According to the article, Kilimnik was potentially linked to Putin’s hack-and-leak operation aimed at bolstering Trump. It also indicated that the committee has “two pieces of information” that “raise the possibility” that Manafort was involved in “hack-and-leak operations.” According to the investigation, “Kilimnik likely served as a channel to Manafort for Russian intelligence services.” The Treasury Department went on to say in April 2021, “During the 2016 U.S. presidential election campaign, Kilimnik provided the Russian Intelligence Services with sensitive information on polling and campaign strategy.”
These major Trump-Russia contacts were not made public. To those paying attention, though, there was a Trump-Russia story to be had—and it felt significant.
In August 2016, Senate Minority Leader Harry Reid sought a probe into “connections between the Russian government and Donald Trump’s presidential campaign” in a letter to FBI Director James Comey. This added to the mystery.
Reid was alluding to what? Unknown to the public at the time, the FBI had initiated such an investigation, code-named Crossfire Hurricane, on July 31, and Reid had been told by CIA Director John Brennan that Moscow was behind the DNC breaches and that there had been questionable communications between Trump aides and Russia.
Though the FBI’s criminal investigation into Clinton’s handling of emails while she was secretary of state had become public, the existence of the FBI’s counterintelligence investigation into Trump associates’ links to Russia (which included an inquiry into Manafort) remained a state secret.
There was a lot of smoke around Trump and Russia.
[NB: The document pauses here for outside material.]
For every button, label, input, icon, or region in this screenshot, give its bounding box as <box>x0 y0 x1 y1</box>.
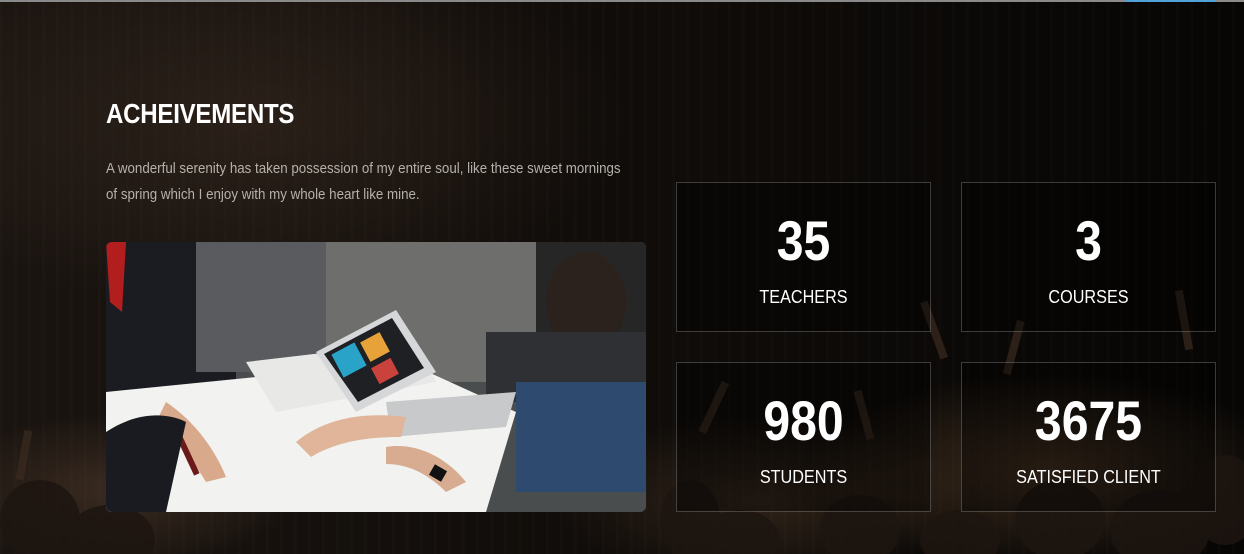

And without access to the Steele dossier. According to intelligence individuals I talked with at the time, word was circulating that national security insiders were concerned about this relationship, whatever it was. But no one had any information. When Democratic members of Congress questioned Comey whether the FBI was looking into Trump-Russia ties, he played it straight, saying, “We don’t confirm or deny investigations.”